Greetings,
As in last question, i am getting these stats from awr. I tried to dig it up more for wait class concurrecy wait class.
Event Waits Time(s) Avg wait(ms) % DB time Wait Class
---------------------------------------------------------------------------------------------
SQL*Net more data from client 35,972 9,805 273 65.90 Network
cursor: pin S wait on X 159 5,688 35770 38.23 Concurrency
DB CPU 1,629 10.95
enq: TX - row lock contention 9 136 15133 0.92 Application
direct path write temp 63,834 82 1 0.55 User I/O
I found that, parse cpu to parse elapsed % is just 1.65% which is very poor.

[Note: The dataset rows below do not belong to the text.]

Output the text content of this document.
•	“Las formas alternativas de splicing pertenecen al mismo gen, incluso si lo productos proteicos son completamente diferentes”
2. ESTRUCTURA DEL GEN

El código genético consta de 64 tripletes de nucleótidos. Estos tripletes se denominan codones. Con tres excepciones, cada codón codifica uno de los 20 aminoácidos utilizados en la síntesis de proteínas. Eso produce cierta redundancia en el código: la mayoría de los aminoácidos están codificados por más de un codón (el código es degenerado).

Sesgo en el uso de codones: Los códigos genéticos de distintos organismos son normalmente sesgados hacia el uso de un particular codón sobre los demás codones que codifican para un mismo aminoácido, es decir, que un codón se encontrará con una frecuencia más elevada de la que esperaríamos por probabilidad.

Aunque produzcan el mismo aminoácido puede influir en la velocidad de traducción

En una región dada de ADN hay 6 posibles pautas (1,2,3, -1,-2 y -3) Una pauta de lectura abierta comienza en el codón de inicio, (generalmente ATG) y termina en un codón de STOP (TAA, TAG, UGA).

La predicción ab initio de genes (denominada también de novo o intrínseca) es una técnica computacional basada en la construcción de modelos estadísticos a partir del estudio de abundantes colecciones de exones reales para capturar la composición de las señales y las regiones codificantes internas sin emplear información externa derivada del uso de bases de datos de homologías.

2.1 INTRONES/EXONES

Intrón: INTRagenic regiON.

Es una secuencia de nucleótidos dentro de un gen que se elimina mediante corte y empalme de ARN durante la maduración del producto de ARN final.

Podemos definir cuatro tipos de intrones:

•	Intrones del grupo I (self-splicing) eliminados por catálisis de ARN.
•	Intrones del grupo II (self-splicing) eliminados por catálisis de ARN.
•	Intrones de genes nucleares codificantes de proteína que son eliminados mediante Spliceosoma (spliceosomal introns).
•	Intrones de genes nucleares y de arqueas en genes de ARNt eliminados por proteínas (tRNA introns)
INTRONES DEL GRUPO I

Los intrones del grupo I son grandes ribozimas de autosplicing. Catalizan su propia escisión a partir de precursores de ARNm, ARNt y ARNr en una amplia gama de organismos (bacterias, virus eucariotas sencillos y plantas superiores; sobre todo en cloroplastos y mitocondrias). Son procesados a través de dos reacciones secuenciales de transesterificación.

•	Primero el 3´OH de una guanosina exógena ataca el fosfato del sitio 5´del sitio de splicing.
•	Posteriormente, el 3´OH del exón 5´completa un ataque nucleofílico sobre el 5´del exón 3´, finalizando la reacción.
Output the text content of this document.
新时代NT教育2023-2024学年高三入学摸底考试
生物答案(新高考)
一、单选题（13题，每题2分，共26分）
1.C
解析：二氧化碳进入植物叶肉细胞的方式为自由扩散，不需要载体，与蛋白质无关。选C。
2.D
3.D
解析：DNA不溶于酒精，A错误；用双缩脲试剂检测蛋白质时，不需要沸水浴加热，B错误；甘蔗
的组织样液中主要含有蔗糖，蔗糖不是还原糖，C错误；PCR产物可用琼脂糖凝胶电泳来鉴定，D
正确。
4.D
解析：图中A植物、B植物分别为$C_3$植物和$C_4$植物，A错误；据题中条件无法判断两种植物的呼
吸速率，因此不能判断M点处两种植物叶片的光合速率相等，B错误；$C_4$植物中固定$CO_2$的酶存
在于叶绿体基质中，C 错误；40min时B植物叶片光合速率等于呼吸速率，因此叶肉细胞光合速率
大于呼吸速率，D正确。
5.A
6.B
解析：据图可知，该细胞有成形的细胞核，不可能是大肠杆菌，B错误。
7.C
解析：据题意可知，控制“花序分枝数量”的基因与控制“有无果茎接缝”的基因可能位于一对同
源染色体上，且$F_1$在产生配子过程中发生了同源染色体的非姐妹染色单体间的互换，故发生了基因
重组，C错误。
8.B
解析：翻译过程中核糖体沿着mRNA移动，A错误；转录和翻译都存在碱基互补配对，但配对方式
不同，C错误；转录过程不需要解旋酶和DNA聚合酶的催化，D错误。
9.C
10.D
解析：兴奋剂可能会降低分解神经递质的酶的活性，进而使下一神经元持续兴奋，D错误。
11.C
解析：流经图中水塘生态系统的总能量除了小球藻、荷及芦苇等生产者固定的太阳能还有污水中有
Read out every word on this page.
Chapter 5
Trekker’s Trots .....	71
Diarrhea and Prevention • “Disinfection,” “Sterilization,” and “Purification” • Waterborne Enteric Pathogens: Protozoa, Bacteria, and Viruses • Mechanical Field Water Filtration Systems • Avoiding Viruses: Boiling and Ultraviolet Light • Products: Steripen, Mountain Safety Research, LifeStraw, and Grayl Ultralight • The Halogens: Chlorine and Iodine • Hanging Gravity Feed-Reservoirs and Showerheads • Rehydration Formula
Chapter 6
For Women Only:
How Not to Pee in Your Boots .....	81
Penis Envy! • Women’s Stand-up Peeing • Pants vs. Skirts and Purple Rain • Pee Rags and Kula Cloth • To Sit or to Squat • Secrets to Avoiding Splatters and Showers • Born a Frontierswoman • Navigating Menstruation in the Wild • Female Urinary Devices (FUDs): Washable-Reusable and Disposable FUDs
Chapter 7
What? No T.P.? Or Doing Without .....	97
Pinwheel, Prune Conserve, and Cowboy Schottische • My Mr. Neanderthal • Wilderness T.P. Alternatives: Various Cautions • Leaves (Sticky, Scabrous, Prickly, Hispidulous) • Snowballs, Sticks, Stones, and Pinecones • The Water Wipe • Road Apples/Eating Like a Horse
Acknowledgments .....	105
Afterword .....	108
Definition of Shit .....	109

Instance efficiency percentage
-------------------------------
Buffer Nowait %: 100.00
Redo NoWait %: 100.00
Buffer Hit %: 95.60
In-memory Sort %: 100.00
Library Hit %: 99.93
Soft Parse %: 95.40
Execute to Parse %:99.37
Latch Hit %: 100.00
Parse CPU to Parse Elapsd %: 1.65
% Non-Parse CPU: 92.25
I thought the reason to be shared pool contention. But found out the size of the pool was not a problem.
Shared Pool Statistics
----------------------------------------------
Begin End
Memory Usage %: 54.31 55.64
% SQL with executions>1: 98.61 98.44
% Memory for SQL w/exec>1: 90.01 82.19
Am i analyzing wrong? Client has reported of very slow query response.
What can you suggest me by the statistics? And where should i dig for finding out the exact bottleneck?
Thank you in advance.
As we said in answer to your last question, you need to:
Trace the client session that is slow! i.e. the thing that the client is reporting is slow.
Stop looking at system stats!
You can trace a database session by calling:
exec DBMS_monitor.session_trace_enable ( <sessionid>, <serial num>, true, true );
Then dig up the trace file from the database server and parse it with TKPROF.